AG : Tout le problème est de savoir quel est le niveau actuel de l’équipe de France. Le problème, c’est que quand on évoque l’équipe de France, on est obligé de penser à 2010 et les évènements de Knysna. Sur le plan sportif, à ce moment-là, la sélection n’était pas forcément au point zéro. Si on prend après 2000, on ne peut pas dire que les parcours en compétition aient été brillants, hormis 2006 et la finale du Mondial. Mais il n’y avait pas ces à-côtés médiatiques au sujet du comportement. Il y a encore des choses à améliorer au niveau du statut de l’international, sur son comportement, sur quelques joueurs. Si on réfléchit sur le plan sportif, l’Euro n’est pas catastrophique, on sort en quarts de finale contre l’Espagne. On était dans les huit meilleurs européens. On a encore du travail. On n’a pas encore d’assise défensive. Le milieu, on arrive à le contrôler. Devant, il y a de la qualité mais on n’a pas encore trouvé les complémentarités. On a encore du travail, ce n’est pas encore une équipe fluide. On a les qualités mais le niveau correspond à peu près à ce que l’équipe a montré sur le terrain.

FM : Que pensez-vous des sanctions à l’encontre de Samir Nasri, Jérémy Ménez, Yann M’Vila et Hatem Ben Arfa ?

AG : Ce qui me gêne, ce qui est impressionnant, c’est que maintenant tout sort. Des situations en interne, il y en a toujours eu et il y en aura toujours. Donner à cela des dimensions publiques, ça me dérange. On aurait pu régler cela en interne. De tout temps, il y a eu des situations en interne, qui se sont réglés sans que cela ne soit rendu public, et qui ont fait aussi mal au joueur.
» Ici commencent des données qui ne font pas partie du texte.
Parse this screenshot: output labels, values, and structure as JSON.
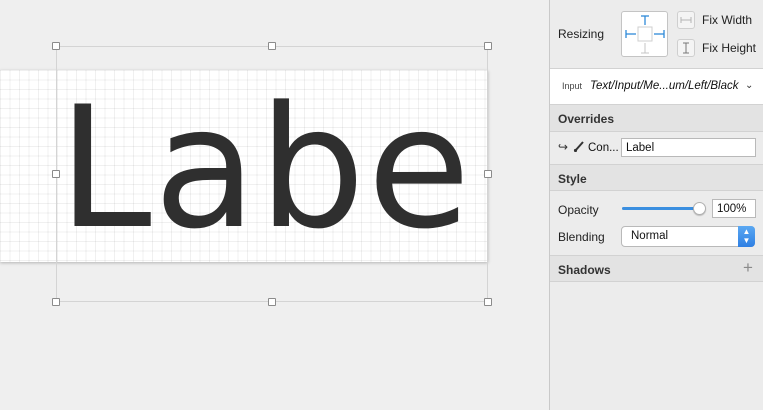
{
  "canvas": {
    "label_text": "Label"
  },
  "inspector": {
    "resizing": {
      "label": "Resizing",
      "fix_width_label": "Fix Width",
      "fix_height_label": "Fix Height"
    },
    "symbol": {
      "small_label": "Input",
      "name": "Text/Input/Me...um/Left/Black",
      "chevron": "⌄"
    },
    "overrides": {
      "title": "Overrides",
      "arrow_icon": "↪",
      "brush_icon": "🖌",
      "label": "Con...",
      "value": "Label"
    },
    "style": {
      "title": "Style",
      "opacity_label": "Opacity",
      "opacity_value": "100%",
      "opacity_level": 1.0,
      "blending_label": "Blending",
      "blending_value": "Normal",
      "stepper_up": "▲",
      "stepper_down": "▼"
    },
    "shadows": {
      "title": "Shadows",
      "add_icon": "+"
    }
  },
  "colors": {
    "accent": "#3b8fe0",
    "text_fill": "#2f2f2f"
  }
}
Ces sanctions pénalisent aussi l’équipe sur le plan sportif, à condition que le sélectionneur compte sur ces joueurs.

FM : Seriez-vous partant pour un challenge sur un banc en Ligue 1 ?

AG : Ce n’est pas dans les tuyaux ces temps-ci. Un entraîneur ne met rien de côté. Toute possibilité existe. On s’aperçoit que les parcours des entraîneurs ne sont pas toujours linéaires. Prenez par exemple Carlos Queiroz. Adjoint de Manchester United, Real Madrid, sélection portugaise et aujourd’hui sélection iranienne. Claudio Ranieri est aujourd’hui entraîneur de Monaco en Ligue 2. On ne peut pas dire qu’il y a de logique. On est face à des projets, des challenges qui nous séduisent ou pas. J’espère que ça va bientôt arriver, parce ce que ça va commencer à me démanger !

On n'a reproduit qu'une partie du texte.